The nurse is applying a heating pad to a client experiencing neck pain. Which nursing action is performed correctly?

The nurse keeps the pad in place for 20 to 30 minutes, assessing it regularly. Explanation: The nurse would keep the heating pad in place for 20 to 30 minutes, assessing it regularly. The nurse would not use a safety pin to attach the pad to the bedding. The pin could create problems with this electric device. The nurse would not place the heating pad directly under the client's neck. The nurse would not cover the heating pad with a heavy blanket.

The registered nurse (RN) observes the licensed practical nurse (LPN) preforming this action when applying a topical gel to a client's surgical wound during a dressing change. What instructions should the RN provide the LPN regarding this action?

"To best avoid further traumatizing the wound bed, apply the gel with a sterile cotton tip applicator." Explanation: The nurse should apply any topical medications, foams, gels, and/or gauze to the wound as prescribed; ensuring that the product stays confined to the wound and does not impact on intact surrounding tissue/skin.

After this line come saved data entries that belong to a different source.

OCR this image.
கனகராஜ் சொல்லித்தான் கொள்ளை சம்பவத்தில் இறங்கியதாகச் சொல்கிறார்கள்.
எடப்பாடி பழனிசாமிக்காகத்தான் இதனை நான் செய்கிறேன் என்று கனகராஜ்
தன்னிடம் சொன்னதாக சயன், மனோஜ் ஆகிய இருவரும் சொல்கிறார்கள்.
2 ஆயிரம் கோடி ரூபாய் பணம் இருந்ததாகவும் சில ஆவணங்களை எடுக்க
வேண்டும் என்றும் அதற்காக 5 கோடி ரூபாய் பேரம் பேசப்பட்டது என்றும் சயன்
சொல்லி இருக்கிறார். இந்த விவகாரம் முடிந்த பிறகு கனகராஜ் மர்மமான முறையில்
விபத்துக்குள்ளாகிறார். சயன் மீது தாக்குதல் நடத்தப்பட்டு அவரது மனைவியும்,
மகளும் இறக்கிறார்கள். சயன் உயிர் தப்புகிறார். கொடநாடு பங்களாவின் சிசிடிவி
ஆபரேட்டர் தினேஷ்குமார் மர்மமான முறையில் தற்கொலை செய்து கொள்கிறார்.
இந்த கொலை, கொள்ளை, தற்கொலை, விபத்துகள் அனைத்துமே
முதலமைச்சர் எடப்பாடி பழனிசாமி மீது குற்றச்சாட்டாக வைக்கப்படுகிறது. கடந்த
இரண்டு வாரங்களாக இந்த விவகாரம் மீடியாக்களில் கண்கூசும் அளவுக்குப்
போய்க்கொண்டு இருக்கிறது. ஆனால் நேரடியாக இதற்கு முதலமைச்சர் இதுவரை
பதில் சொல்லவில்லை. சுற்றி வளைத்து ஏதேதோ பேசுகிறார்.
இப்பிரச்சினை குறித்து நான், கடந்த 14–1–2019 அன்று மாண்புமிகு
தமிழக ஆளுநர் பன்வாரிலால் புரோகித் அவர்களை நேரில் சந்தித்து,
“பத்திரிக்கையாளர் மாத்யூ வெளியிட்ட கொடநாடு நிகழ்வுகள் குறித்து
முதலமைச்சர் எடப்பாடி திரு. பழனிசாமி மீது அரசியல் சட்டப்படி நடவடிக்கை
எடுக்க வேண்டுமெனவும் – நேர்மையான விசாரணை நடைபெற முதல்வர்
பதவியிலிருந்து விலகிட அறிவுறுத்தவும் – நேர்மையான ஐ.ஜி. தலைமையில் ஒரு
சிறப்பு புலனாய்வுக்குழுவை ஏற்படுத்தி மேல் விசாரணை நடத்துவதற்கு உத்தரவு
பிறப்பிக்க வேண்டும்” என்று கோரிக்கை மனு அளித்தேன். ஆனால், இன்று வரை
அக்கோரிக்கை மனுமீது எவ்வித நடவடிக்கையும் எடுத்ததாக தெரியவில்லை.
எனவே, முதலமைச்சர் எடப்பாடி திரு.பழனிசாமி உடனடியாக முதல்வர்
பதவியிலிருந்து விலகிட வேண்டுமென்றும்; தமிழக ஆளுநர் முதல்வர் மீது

Applying the medicated gel with an applicator allows for better control over the application, thus minimizing any additional trauma to wound. The procedure should be preformed using sterile technique, but clean technique can be used when proving care to chronic or pressure injury wounds. To manage contamination risk, cleansing of a wound should be done from top to center to outside.

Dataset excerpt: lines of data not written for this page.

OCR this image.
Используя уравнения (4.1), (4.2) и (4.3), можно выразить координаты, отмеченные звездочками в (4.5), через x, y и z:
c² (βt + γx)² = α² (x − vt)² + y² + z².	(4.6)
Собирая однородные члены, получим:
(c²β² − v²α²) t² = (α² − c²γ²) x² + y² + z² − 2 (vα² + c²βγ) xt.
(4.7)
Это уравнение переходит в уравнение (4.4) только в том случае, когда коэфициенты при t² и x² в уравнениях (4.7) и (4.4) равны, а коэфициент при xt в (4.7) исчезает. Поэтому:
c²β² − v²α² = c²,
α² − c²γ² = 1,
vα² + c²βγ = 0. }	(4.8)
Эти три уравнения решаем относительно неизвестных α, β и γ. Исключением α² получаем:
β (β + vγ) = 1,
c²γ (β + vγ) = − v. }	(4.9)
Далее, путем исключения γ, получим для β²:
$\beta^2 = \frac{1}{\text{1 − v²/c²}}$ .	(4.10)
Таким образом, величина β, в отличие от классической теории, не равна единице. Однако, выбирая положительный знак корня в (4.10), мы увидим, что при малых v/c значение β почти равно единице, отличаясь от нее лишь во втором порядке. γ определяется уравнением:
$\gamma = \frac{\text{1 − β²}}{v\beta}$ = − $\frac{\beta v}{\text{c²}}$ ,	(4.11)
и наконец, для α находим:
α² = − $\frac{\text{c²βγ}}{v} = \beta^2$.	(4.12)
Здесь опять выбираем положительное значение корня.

The nurse is assessing the wounds of clients in a burn unit. Which wound would most likely heal by primary intention?

a surgical incision with sutured approximated edges Explanation: Wounds healed by primary intention are well approximated (skin edges tightly together). Intentional wounds with minimal tissue loss, such as those made by a surgical incision with sutured approximated edges, usually heal by primary intention. Wounds healed by secondary intention have edges that are not well approximated. Large, open wounds, such as from burns or major trauma, which require more tissue replacement and are often contaminated, commonly heal by secondary intention. If a wound that is healing by primary intention becomes infected, it will heal by secondary intention. Wounds that heal by secondary intention take longer to heal and form more scar tissue. Connective tissue healing and repair follow the same phases in healing. However, differences occur in the length of time required for each phase and in the extent of new tissue formed. Wounds healed by tertiary intention, or delayed primary closure, are those wounds left open for several days to allow edema or infection to resolve or fluid to drain, and then are closed.

A nurse is caring for a 78-year-old client who was admitted after a femur fracture. The primary care provider placed the client on bed rest. Which action should the nurse perform to prevent a pressure injury?

use pillows to maintain a side-lying position as needed Explanation: Using pillows to maintain a side-lying position allows the nursing staff to change position to alleviate and alternate pressure on client's bony prominences. The client's position should be changed a minimum of every 2 hours. In addition, incontinent care should be performed a minimum of every 2 hours and as needed to decrease moisture and irritation of the skin. A foot board prevents foot drop but does not decrease the risk for pressure injury.